Após longos anos de ditadura, onde a opinião política era praticamente um crime que merecia severo castigo, nosso país se viu às voltas com as manifestações a favor das eleições diretas (década de 80) e daquelas a favor do impeachment do ex-presidente Collor (década de 90).

Tivemos então um período de relativa “tranquilidade”, mas já faz alguns anos que as ruas de grandes centros de nosso país estão sendo palco de manifestações das mais variadas. Podemos citar as de 2013, que tiveram objetivos como contestar o aumento das tarifas no transporte público e os gastos para a Copa.

De forma marcante, tivemos aquelas que culminaram no impeachment da ex-presidente Dilma (havendo sempre as de ambos os lados) e mais presentemente as que contestam o governo do presidente Temer, incluindo-se aí as que contestam as reformas e mudanças que o governo atual pretende.

O mais interessante é que para todas, sem exceção, é possível encontrar argumentos pró e contra cada uma delas. Há sempre aqueles que as defendem e aqueles que são contra.

Particularmente acredito que todos devemos exercer o direito de buscar mudanças e melhorias para nossa sociedade, mas mais do que isso, acredito que devemos exercer esse direito de formas cada vez mais civilizadas, inteligentes e efetivas; à altura de um grupo de seres que já estão se arvorando na conquista das estrelas e do espaço sideral, mas que ainda possuem problemas tão graves como recém nascidos morrendo às centenas em todo o mundo por diarreia.

Antes que venham me chamar de coxinha ou mortadela (aprecio as duas iguarias), digo que exerço esse papel de forma muito peculiar e distante das grandes notícias e, sim, estou também buscando construir um mundo melhor. Eu tenho um filho e um desejo muito ardente de que ele possa usufruir e também construir uma sociedade cada vez melhor.

Exatamente por escolher caminhos não tão convencionais é que me propus a escrever o texto de hoje, pois noto que independentemente do tipo e do momento histórico dessas manifestações como um todo, volta e meia estamos diante dos mesmos problemas, das mesmas reivindicações e dos mesmos abusos.
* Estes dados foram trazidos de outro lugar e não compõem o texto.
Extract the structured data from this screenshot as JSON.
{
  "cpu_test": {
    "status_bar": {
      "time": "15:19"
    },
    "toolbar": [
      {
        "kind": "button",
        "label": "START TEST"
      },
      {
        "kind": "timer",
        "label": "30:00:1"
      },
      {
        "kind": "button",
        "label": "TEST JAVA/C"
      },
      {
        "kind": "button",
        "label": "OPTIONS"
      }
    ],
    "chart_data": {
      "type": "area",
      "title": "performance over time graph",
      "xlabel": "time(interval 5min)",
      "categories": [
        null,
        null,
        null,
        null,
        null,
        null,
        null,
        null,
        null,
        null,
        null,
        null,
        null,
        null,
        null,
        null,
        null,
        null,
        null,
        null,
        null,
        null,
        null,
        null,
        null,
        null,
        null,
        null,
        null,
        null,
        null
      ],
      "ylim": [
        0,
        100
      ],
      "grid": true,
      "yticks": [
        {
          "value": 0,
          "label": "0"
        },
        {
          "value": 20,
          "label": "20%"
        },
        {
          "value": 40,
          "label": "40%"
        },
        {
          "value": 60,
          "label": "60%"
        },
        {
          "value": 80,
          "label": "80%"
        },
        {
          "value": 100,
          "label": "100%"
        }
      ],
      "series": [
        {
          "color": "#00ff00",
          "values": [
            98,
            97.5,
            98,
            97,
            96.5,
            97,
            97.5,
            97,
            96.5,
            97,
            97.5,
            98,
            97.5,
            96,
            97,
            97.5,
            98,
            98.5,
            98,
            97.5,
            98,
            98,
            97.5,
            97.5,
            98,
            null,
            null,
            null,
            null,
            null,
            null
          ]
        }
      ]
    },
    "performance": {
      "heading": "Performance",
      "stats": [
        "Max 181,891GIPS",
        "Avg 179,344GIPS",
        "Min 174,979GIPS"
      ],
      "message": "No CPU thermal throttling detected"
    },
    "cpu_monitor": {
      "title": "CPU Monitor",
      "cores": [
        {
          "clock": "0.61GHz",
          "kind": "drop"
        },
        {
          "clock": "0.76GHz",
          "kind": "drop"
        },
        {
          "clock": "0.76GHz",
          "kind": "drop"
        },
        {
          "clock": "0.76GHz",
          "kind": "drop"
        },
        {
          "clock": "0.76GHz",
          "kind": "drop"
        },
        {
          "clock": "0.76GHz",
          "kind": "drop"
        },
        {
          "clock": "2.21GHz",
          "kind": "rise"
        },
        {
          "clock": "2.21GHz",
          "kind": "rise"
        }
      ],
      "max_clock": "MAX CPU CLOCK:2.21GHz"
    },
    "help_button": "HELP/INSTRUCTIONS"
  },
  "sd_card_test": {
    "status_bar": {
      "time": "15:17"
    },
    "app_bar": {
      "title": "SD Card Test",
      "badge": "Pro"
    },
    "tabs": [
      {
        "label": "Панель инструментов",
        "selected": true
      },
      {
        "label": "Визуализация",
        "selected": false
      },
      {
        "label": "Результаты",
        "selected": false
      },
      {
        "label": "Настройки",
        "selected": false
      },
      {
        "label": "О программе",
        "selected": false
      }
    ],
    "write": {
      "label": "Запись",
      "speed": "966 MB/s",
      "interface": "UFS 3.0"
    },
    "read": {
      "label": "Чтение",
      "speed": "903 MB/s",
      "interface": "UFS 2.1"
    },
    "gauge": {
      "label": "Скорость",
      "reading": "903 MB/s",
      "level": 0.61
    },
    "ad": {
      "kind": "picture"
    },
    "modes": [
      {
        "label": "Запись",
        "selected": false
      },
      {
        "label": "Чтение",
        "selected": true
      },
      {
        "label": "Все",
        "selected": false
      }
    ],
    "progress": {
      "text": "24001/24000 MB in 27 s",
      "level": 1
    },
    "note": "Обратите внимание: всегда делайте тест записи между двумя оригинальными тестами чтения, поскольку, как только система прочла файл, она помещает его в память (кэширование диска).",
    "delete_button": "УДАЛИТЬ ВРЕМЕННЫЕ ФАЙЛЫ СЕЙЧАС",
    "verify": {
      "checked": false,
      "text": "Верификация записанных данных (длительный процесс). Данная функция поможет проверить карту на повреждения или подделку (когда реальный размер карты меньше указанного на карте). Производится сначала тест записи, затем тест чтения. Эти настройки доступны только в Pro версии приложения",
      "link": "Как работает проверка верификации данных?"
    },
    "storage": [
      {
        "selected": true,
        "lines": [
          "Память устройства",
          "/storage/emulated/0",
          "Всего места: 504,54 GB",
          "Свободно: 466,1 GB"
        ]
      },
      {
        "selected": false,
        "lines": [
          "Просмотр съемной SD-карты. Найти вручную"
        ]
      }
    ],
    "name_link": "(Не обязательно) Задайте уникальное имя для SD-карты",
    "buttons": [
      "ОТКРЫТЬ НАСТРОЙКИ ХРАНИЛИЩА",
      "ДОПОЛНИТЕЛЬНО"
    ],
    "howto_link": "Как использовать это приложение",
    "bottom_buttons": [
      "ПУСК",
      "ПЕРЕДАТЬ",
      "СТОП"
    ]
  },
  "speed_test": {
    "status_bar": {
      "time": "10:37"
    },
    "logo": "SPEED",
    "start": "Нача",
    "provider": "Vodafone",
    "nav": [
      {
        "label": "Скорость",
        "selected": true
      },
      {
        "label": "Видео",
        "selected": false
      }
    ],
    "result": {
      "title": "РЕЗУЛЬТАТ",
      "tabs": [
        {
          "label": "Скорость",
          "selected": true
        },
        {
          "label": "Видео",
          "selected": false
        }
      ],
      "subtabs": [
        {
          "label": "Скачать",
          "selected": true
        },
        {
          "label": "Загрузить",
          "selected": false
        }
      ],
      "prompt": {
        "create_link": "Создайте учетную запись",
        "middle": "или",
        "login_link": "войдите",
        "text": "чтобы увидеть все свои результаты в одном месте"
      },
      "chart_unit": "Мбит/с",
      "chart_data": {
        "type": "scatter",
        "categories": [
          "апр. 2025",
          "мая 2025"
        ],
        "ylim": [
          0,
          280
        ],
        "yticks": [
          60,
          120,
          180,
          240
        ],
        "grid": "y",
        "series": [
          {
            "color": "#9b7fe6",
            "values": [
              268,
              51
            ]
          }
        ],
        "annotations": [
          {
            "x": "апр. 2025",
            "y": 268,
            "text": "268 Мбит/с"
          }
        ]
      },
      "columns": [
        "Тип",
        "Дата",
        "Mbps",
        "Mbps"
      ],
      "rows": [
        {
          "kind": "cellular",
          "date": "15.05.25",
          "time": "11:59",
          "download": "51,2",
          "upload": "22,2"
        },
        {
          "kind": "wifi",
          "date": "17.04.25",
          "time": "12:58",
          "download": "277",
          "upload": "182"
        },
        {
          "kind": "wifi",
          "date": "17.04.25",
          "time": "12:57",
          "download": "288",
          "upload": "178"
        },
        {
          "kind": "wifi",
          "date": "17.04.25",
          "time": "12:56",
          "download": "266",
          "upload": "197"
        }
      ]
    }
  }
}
Todas as revoluções, manifestações e levantes ao longo da história humana contam basicamente com os mesmos enredos.

Posto isso, onde é que pode estar o erro?

Indo por caminhos sempre não convencionais, gostaria de propor uma reflexão a respeito da efetividade de nossa comunicação.

Quando avaliamos o ser humano a partir de suas dores e triunfos ao longo de sua história, podemos ver que ambas foram sempre dependentes da capacidade de as pessoas se comunicarem.

Presentemente, o quadro é o mesmo, mas em tempos de realidades tão líquidas chama-me a atenção o quanto de sofrimento as pessoas cultivam em suas vidas por conta de terem uma dificuldade imensa em se comunicar, seja com outros, seja consigo mesmas.

Acredito que tal estado de coisas se deve ao fato de que ao longo da evolução humana, o desenvolvimento da inteligência e do seu lado racional fez com que o ser se desconectasse de sua realidade emocional. Relacionamo-nos uns com os outros através de uma linguagem, ferramentas e realidade racionais sendo que somos seres eminentemente emocionais em nossa realidade mais íntima.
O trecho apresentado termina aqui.